Updated: Jan 10
The International Energy Agency (IEA) released a report earlier this month titled “Net Zero by 2050: A Roadmap for the Global Energy Sector”. In it, they map out a pathway that they call Net Zero Emissions (NZE), that lays out a cost-effective transition to a net-zero energy system.
Though they aren’t the first to publish a report that charts a path to net zero (SNC-Lavalin also released a report in March that I covered in an article on the blog), this report does contain several key elements that sets it apart from others.
In addition to this, the report is published by an organization that is widely regarded as a leading authority for being a reliable source of information, statistics, and analysis for the entire energy industry. Originally established in the wake of the 1973 oil crisis, the IEA’s current role has expanded to cover the entire global energy system as an acting policy advisor to countries worldwide.

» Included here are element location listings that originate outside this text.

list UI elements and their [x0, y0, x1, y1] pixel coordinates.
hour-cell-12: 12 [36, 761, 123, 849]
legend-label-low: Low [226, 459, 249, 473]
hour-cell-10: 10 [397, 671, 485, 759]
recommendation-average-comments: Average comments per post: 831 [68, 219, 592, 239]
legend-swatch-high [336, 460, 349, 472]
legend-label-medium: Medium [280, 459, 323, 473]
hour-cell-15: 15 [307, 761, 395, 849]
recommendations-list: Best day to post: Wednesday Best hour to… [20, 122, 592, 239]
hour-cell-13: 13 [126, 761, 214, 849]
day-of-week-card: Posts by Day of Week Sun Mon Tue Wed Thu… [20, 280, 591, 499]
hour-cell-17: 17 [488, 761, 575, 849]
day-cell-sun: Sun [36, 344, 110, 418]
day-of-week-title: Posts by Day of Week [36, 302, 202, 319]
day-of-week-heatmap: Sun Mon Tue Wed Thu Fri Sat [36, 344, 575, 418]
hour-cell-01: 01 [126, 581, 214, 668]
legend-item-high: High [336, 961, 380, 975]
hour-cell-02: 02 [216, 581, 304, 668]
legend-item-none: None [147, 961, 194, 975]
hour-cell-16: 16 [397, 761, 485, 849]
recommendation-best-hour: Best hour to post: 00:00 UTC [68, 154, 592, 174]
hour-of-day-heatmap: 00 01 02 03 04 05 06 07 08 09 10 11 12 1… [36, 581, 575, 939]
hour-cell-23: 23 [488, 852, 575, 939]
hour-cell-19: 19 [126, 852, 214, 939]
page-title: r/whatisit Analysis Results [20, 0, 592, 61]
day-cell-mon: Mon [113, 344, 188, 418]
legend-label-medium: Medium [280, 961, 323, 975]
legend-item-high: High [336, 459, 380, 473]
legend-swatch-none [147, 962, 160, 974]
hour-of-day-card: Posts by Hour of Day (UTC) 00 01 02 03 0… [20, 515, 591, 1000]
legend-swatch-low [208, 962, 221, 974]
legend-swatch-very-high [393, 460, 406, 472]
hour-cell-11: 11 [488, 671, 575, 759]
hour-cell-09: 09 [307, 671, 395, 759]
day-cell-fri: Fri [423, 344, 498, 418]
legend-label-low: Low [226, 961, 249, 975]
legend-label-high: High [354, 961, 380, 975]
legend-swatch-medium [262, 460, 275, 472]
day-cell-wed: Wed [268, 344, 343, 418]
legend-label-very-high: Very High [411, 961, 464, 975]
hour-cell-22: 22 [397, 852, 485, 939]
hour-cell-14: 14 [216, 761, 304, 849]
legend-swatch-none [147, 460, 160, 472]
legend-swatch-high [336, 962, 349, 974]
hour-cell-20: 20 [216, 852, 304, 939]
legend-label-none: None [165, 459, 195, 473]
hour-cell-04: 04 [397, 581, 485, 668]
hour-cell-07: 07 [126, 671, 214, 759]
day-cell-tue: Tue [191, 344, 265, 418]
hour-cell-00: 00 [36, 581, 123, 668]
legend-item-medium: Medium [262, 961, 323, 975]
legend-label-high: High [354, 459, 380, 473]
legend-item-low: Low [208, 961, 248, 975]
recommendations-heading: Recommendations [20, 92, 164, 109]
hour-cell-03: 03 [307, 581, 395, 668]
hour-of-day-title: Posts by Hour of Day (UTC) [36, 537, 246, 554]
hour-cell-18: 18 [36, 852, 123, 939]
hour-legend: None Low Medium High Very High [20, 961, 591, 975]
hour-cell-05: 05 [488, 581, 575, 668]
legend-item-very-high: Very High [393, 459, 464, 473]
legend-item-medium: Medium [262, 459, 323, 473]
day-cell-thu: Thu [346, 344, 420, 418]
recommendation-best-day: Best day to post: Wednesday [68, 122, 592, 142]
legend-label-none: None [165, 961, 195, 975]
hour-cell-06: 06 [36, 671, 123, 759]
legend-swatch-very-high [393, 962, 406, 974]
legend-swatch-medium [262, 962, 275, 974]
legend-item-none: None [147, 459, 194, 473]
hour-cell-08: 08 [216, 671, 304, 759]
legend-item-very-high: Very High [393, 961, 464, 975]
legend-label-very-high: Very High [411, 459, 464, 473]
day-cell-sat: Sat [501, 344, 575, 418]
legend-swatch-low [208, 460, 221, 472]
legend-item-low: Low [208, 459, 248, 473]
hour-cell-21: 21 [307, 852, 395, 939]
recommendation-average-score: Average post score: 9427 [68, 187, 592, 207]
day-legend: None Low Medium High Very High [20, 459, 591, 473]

Abruptly halting all new fossil fuel projects
A key milestone the IEA maps out in its NZE pathway is the end of all new fossil fuel projects in 2021. This would be a massive blow to the fossil fuel industry, although an abrupt halt of new oil and gas projects by next year still seems unlikely. Currently, there are major projects planned for 2021 in Europe, China, Africa, Saudi Arabia and even Canada.
But the report argues that this is a necessary step on the path to net zero; the world currently derives 4/5 of its energy from oil, gas, or coal and this must be reduced to 1/5 by 2050.
There is already a growing trend toward fossil fuel divestment. Environmental, Social, Governance (ESG) investing has been quickly trending upwards over the last few years. In fact, in 2020, ESG funds more than doubled from the previous year.
Ethical funds have been performing well on the market and providing investors with strong returns, adding to the momentum. This has been accompanied by campaigns focused on the divestment of fossil fuel projects, which aim to stigmatize fossil fuels and raise uncertainty around their use, reducing their attractiveness as financial assets.
An energy sector dominated by renewables
The NZE pathway calls for a complete energy overhaul by 2050, proposing that the sector should be comprised of 90% renewables with the remaining 10% being supplemented by mostly nuclear. This requires global generation from renewables to grow eightfold by 2050 where wind and solar will each need to start generating 23,000 TWh by 2050.
To put this into perspective, you would need 460,000 wind turbines and 331,000 sq km of solar panels to generate this much electricity.
The NZE also highlights the role nuclear must play, stating that current capacity must double by 2050.
At its peak in the 2030s, global nuclear capacity additions would reach 30 GW per year, which is five times the rate of the past decade.
The report isn’t overly enthusiastic about nuclear, claiming that “despite an increase in new construction builds and an emphasis on small modular reactors over the next 15 years, nuclear's share of total generation in advanced economies falls from 18% in 2020 to 10% in 2050”, with most of the new nuclear power capacity built in emerging economies.
Phasing out combustion engine vehicles by 2035
With the transportation sector responsible for 16.2% of GHGs worldwide, the IEA has included the transformation of this heavy-hitting industry as an integral milestone in the NZE.
Among the range of government decisions needed for this transformation, the report highlights the important role that governments must play to signal the end of sales of new internal combustion engine (ICE) vehicles by 2035.
To meet this target, the private sector needs to make massive investments in manufacturing and sourcing out supply chains for precious metals needed for batteries.
In addition, governments need to enhance infrastructure and strategically place charging stations where motorists need them most. While these changes are necessary, it is perhaps even more important that consumer confidence grows to support this transition. This will require actions that could include incentives like rebates for EVs, penalties for combustion cars and ensuring access to charging stations on well travelled routes.
Behavioural changes driven by government policies and investment
The NZE pathway emphasizes how critical behavioural changes are needed to cut energy demand and emissions, most of which (75%) will be directly attributed to government policy.
These would include measures to phase out polluting cars, reducing speed limits on highways, and using strategic pricing and campaigns to encourage more discretionary changes like reducing wasteful energy usage in homes and offices.
Private companies also play an important role in promoting the behavioural change needed for the NZE. While companies can reduce the carbon footprint of their commercial buildings, they can also influence behavioural changes of their employees by promoting the use of public transit or encouraging working from home when possible.
An ambitious but achievable path
The IEA has established a clear set of milestones needed to achieve net-zero by 2050, laid out simply in the graphic below. The steps they suggest are no doubt ambitious, but they are achievable.
And if there is one thing this report and others like it make clear, it is this: immediate action is needed if we are going to save this planet.
Net zero is essentially a math problem with multiple solutions. The real challenge will be mobilizing governments, companies, and individuals to be part of the solution today while there is still time.